本文分别以企业生命周期分类与企业地区不同进行进一步检验。

不同的企业生命周期会带来不同的管理挑战、战略规划和组织架构,为了检验企业生命周期异质性对研究结论的影响差异,本文将企业分为成长期、成熟期和衰退期三个组别。参考梁上坤等(2019)的研究[50],本文采用销售收入增长率、存留收益率、资本支出率、公司年龄四个变量的得分情况衡量公司生命周期。具体做法是:分行业分别对四个指标排序打分并算出综合得分;然后,根据综合得分按行业由大到小排序,得分最高的约1/4为成长期企业,得分最低的约1 /4为衰退期企业,中间1 /2为成熟期企业。

从表5回归结果来看,成长期企业的数字普惠金融系数在1%水平上显著为正,且表现出最强的影响效应,衰退期企业在5%的水平上显著为正,而成熟期是不显著的,这表明数字普惠金融发展对具备较大上升空间的企业的新质生产力具有更大的推动作用。可能的原因是,成长期企业通常具备更强的创新意愿和能力,且成长期企业尚未形成较大规模,企业的战略和决策可以根据创新活动的需要开展灵活调整,因此成长期企业培育和发展新质生产力的效率更高,但是成长期企业的决策及行动又会更多地受到资金约束,数字普惠金融的发展恰好可以为其提供高效便捷的金融服务,所以数字普惠金融对成长期企业新质生产力发展的促进作用也更强;成熟期企业由于其商业模式已经较为成熟,企业在面临重大革新决策时则更倾向于稳定发展和规避风险,不利于新质生产力的发展。同时,成熟期企业通常具备充裕的现金流和稳固的商业信用,依靠传统金融体系的支持即可满足其融资需求。

为了检验数字普惠金融对不同地区企业新质生产力的影响差异,本文将企业所处地区分类为东部、中部和西部地区,回归结果见表6。
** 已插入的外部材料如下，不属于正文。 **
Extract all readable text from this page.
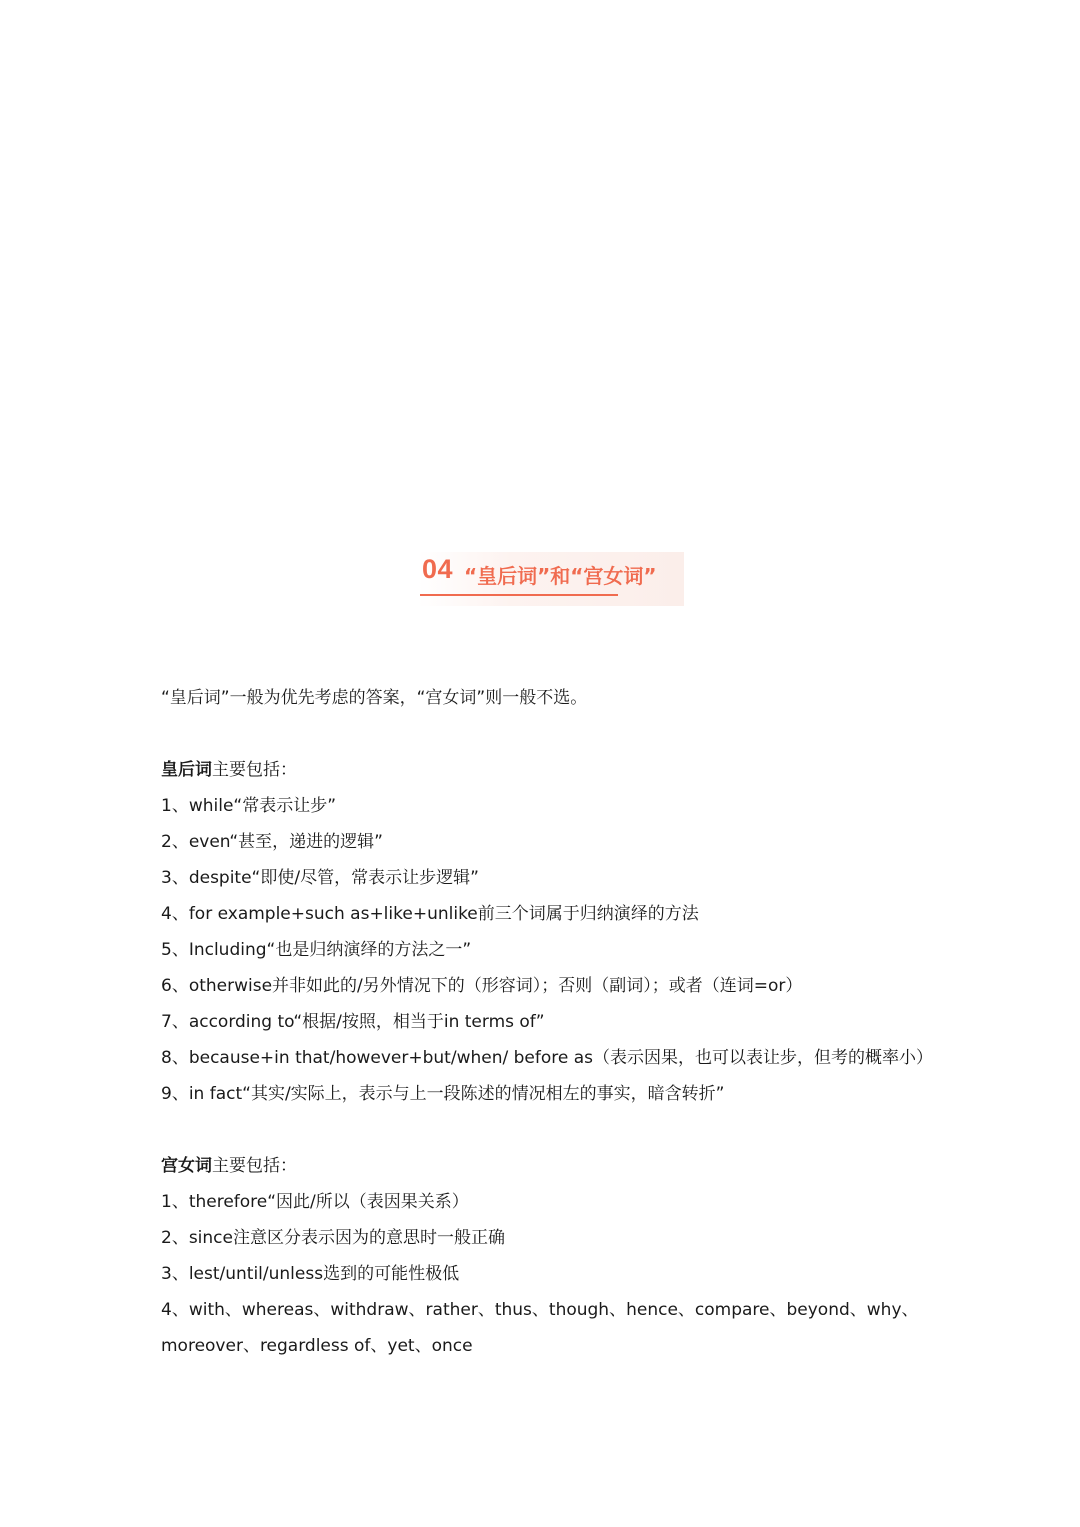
04 “皇后词”和“宫女词”

“皇后词”一般为优先考虑的答案，“宫女词”则一般不选。

皇后词主要包括：

1、while“常表示让步”

2、even“甚至，递进的逻辑”

3、despite“即使/尽管，常表示让步逻辑”

4、for example+such as+like+unlike前三个词属于归纳演绎的方法

5、Including“也是归纳演绎的方法之一”

6、otherwise并非如此的/另外情况下的（形容词）；否则（副词）；或者（连词=or）

7、according to“根据/按照，相当于in terms of”

8、because+in that/however+but/when/ before as（表示因果，也可以表让步，但考的概率小）

9、in fact“其实/实际上，表示与上一段陈述的情况相左的事实，暗含转折”

宫女词主要包括：

1、therefore“因此/所以（表因果关系）

2、since注意区分表示因为的意思时一般正确

3、lest/until/unless选到的可能性极低

4、with、whereas、withdraw、rather、thus、though、hence、compare、beyond、why、moreover、regardless of、yet、once
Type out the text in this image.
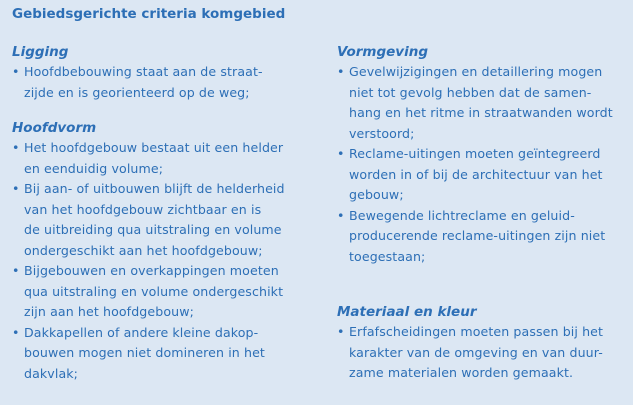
Gebiedsgerichte criteria komgebied

Ligging

• Hoofdbebouwing staat aan de straat-
zijde en is georienteerd op de weg;

Hoofdvorm

• Het hoofdgebouw bestaat uit een helder
en eenduidig volume;
• Bij aan- of uitbouwen blijft de helderheid
van het hoofdgebouw zichtbaar en is
de uitbreiding qua uitstraling en volume
ondergeschikt aan het hoofdgebouw;
• Bijgebouwen en overkappingen moeten
qua uitstraling en volume ondergeschikt
zijn aan het hoofdgebouw;
• Dakkapellen of andere kleine dakop-
bouwen mogen niet domineren in het
dakvlak;

Vormgeving

• Gevelwijzigingen en detaillering mogen
niet tot gevolg hebben dat de samen-
hang en het ritme in straatwanden wordt
verstoord;
• Reclame-uitingen moeten geïntegreerd
worden in of bij de architectuur van het
gebouw;
• Bewegende lichtreclame en geluid-
producerende reclame-uitingen zijn niet
toegestaan;

Materiaal en kleur

• Erfafscheidingen moeten passen bij het
karakter van de omgeving en van duur-
zame materialen worden gemaakt.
从表6的回归结果来看,东部地区企业虽然受益于数字普惠金融,但影响相对较小,是不显著的;中部地区的影响较为显著;西部地区则表现出最强的正向响应。这可能与地区发展不平衡有关,东部地区在经济发展水平和基础设施建设方面具备一定的优势,且东部地区的金融市场发展起步较早,传统金融的发展也更加完善,因此东部地区企业可以从传统金融体系中获得自身发展所需要的大部分甚至全部金融服务,数字普惠金融的赋能作用尚未显现;而西部地区受制于时空因素,金融发展相对落后,数字普惠金融的时空穿透特点又恰好满足了西部地区企业的发展需要,一定程度上弥补了传统金融带来的空白,所以西部地区企业对数字普惠金融的依赖程度更高,进而数字普惠金融对西部地区的企业影响也更大。

六、结论与政策启示

数字普惠金融作为数字技术加持下的金融服务新质态,正在成为推动企业新质生产力的发展新引擎。本文基于2011~2021年沪深A股上市公司相关数据,考察数字普惠金融发展对新质生产力的影响,得出如下结论:第一,数字普惠金融发展对企业新质生产力具有显著的正向影响,即证实了新发展格局下数字普惠金融可以为企业新质生产力的发展提供新动能,并且该结论经过多种稳健性检验后依然成立,进一步对数字普惠金融的三个子维度研究发现,覆盖广度和数字化程度均对企业新质生产力的提高有显著促进作用,使用深度对企业新质生产力的影响则不显著。第二,从作用机制来看,数字普惠金融通过缓解金融资源错配、提高企业人力资本水平和加强企业创新水平,进而促进企业新质生产力的发展。进一步来看,提高企业人力资本水平的机制对企业新质生产力发展的影响最为显著。第三,本文从区域差异和生命周期两个方面进行了异质性分析,从区域差异的角度出发,本文发现数字普惠金融发展对西部地区企业的新质生产力发展更具赋能作用,从生命周期的角度出发,发现数字普惠金融发展更能为成长期企业的新质生产力发展提供新动能。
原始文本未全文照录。